Las suscripciones no son el futuro. Son una herramienta
Lo que muestran los números de enero es que PlayStation Plus no va a reemplazar las ventas tradicionales. Es un complemento. A veces un potenciador. A veces un caníbal.
Para los third parties, el servicio sigue siendo útil. Generan ingresos extra garantizados, aunque no son los de antes. Aumentan la popularidad de sus títulos. Extienden el ciclo de vida de juegos que ya no están en vidriera.
Para Sony, la estrategia de tratar el Game Catalog como un valor agregado secundario parece la más sensata. No regalan sus grandes estrenos. No canibalizan sus propias ventas. Usan el catálogo para mantener la base suscripta contenta, pero sin sacrificar el negocio principal.

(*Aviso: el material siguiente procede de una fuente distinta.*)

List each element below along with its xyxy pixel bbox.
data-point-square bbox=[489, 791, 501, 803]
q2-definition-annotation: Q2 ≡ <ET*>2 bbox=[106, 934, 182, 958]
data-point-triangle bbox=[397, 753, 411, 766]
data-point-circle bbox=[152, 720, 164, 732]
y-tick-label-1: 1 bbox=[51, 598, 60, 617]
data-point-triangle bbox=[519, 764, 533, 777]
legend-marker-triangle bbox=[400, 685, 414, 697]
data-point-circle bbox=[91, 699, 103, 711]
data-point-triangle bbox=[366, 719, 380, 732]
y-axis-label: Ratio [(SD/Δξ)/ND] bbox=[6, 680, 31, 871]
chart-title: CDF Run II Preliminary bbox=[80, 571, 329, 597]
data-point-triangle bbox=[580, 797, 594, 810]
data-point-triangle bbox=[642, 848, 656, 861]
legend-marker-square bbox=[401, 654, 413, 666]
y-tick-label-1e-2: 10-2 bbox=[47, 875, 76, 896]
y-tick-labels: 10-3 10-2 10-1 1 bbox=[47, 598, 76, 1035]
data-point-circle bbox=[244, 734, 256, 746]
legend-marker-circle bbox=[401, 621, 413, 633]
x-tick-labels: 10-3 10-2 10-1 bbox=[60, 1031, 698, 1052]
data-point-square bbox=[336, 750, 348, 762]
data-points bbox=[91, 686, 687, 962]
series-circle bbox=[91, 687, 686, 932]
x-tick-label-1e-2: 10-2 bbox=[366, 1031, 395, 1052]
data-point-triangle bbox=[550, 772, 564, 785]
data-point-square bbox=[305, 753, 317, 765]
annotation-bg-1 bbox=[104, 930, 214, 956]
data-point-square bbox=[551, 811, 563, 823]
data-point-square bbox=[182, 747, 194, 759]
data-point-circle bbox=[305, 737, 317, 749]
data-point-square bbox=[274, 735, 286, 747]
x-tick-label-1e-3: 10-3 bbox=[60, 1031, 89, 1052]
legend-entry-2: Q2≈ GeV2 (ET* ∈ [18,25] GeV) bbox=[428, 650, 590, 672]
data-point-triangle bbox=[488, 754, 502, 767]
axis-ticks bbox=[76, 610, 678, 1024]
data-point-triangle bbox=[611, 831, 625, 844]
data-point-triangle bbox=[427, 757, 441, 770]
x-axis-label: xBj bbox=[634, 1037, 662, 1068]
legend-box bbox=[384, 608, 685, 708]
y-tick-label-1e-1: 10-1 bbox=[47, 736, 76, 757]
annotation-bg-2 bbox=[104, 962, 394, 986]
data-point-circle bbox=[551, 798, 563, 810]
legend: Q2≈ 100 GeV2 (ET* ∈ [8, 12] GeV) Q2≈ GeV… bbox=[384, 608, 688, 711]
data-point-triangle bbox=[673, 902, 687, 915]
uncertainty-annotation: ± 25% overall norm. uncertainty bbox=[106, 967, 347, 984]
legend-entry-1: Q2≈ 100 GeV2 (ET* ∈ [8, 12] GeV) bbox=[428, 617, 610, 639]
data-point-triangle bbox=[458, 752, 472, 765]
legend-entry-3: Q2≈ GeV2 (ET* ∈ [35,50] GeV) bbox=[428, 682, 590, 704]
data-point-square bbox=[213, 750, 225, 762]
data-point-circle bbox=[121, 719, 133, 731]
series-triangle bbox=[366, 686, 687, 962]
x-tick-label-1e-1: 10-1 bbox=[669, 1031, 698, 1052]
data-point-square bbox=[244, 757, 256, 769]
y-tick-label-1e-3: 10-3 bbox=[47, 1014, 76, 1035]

Lo que los números no dicen
Los datos de Alinea son fríos. Muestran cuántos jugaron, cuándo y de dónde vienen. No muestran si esos jugadores están satisfechos. No muestran si el tiempo que pasaron en esos juegos valió la pena.

Tampoco muestran el otro lado de la ecuación: cuánta gente mantiene su suscripción activa solo por juegos como estos. Ese es el número que realmente importa para Sony. Y ese, por ahora, no lo publica nadie.
Lo que queda claro es que enero fue un mes sólido para el servicio. NFS movió masa. Epic Mickey encontró audiencia nueva. Core Keeper expandió su base. Village preparó el terreno para Requiem. Y Infinite Wealth, aunque con menos jugadores, mantuvo la marca presente.
El modelo sigue en pie. Ajustado, medido, sin estridencias. Y con la canibalización controlada. Por ahora.